As it becomes necessary to drill long horizontal extended reach wells to reach out for thin oil rim reservoirs, it also has its own challenges. Usage of new technologies and their implementation in terms of cost efficiency and increased reservoir performance is the primary objective. While producing through horizontal wells there is always a possibility of breakthrough of unwanted water or gas compromising the production of oil and to some extent leaving some valuable oil reservers behind. The reason behind this is that the heel of the well produces at higher rate than the toe because toe has to overcome the frictional pressure losses due to increased pressure drop along the horizontal length of the well.
To tackle this problem Inflow Control Device (ICD) was introduced which will delay the early breakthrough of water or gas. There are different designs of ICDs available in the industry which significantly delays the breakthrough. Most ICDs provide flow restriction for the produced fluid to create uniform inflow profile along the entire length of the wellbore. However, due to uncertainties in reservoir properties there might be water or gas inflow through ICD and no existing ICDs can reverse this problem undermining the optimization of oil production.
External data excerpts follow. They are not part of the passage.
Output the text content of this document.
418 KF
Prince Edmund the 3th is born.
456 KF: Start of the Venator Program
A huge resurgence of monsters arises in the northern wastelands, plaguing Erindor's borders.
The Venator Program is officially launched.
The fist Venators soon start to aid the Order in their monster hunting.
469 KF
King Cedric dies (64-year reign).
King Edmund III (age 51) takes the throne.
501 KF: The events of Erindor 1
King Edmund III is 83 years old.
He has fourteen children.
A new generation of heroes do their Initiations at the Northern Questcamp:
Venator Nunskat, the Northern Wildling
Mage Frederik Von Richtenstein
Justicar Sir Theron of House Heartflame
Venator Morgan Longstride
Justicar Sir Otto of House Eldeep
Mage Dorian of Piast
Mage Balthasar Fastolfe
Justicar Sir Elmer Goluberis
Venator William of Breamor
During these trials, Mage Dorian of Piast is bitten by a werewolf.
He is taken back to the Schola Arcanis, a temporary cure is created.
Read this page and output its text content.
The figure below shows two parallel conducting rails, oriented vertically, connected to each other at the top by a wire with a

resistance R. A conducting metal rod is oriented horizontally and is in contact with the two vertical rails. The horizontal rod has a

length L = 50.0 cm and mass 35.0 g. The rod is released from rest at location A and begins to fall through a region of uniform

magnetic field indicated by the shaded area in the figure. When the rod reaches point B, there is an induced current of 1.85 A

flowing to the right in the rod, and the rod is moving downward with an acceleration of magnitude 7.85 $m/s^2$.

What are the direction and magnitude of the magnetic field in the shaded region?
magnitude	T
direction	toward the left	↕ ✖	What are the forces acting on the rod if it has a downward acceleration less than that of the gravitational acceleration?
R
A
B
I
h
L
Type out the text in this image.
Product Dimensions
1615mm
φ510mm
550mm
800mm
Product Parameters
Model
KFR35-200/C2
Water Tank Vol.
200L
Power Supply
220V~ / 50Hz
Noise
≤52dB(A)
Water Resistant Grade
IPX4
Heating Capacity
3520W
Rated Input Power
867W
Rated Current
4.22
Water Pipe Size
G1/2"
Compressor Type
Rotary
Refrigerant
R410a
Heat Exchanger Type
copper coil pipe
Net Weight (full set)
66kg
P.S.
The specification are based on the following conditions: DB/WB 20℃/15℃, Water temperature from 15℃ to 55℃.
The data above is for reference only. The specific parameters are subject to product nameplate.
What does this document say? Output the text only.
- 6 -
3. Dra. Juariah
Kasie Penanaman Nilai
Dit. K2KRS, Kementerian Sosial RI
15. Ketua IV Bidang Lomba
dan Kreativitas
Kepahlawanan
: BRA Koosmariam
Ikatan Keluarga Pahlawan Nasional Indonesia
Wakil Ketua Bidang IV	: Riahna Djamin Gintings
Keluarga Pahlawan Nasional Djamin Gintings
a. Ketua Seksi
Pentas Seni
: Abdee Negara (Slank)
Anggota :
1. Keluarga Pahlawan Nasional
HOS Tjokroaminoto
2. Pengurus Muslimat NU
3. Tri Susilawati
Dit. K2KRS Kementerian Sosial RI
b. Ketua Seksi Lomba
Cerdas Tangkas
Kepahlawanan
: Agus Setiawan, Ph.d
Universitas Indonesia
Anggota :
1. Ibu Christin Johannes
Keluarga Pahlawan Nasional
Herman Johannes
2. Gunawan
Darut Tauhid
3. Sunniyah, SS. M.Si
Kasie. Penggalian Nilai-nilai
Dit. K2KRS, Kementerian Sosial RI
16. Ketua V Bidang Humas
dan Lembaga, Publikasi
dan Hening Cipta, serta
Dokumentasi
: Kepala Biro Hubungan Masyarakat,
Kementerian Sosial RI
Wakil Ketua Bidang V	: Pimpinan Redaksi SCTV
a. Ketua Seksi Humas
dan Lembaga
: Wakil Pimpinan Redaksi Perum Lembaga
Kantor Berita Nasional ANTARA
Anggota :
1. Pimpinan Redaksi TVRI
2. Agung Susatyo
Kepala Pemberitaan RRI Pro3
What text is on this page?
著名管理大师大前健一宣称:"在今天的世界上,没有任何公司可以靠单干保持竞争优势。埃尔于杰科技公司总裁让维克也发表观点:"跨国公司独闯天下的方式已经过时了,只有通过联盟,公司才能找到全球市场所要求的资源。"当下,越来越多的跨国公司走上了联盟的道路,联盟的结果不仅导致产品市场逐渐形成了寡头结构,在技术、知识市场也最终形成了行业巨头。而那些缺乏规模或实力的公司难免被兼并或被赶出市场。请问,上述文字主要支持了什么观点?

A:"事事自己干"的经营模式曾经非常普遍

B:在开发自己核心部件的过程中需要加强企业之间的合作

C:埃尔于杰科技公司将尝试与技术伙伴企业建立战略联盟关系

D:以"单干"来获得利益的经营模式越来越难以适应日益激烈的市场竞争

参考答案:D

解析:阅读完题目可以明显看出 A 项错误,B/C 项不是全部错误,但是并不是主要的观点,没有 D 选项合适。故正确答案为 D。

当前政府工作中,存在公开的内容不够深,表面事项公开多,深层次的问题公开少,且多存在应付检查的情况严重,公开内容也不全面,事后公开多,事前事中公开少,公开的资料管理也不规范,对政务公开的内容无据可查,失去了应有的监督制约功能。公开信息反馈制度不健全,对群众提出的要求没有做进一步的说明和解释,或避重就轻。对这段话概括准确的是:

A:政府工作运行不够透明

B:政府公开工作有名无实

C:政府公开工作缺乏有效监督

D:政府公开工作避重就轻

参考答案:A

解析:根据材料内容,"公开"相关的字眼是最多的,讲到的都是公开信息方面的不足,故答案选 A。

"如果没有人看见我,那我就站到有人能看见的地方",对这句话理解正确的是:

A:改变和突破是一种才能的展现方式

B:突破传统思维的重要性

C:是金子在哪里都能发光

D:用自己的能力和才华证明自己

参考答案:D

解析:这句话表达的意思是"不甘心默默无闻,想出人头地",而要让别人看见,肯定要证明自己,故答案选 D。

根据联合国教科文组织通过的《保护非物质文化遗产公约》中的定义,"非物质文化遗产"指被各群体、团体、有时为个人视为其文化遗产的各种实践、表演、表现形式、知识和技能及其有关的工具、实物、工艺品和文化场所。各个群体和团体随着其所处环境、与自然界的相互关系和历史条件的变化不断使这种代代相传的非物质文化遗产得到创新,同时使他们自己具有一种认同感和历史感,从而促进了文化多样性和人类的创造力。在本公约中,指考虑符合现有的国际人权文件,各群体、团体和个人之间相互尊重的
This paper presents the design of Electrical Resistivity Autonomous Inflow Control Device (ER-AICD) that on a par with creating uniform inflow profile along the wellbore; it opens and closes the valve when there is oil, water or gas inflow correspondingly. The device will work on the principle of electrical resistivity of reservoir fluids, resulting in more flexibility in downhole operations and optimizing oil production as a whole.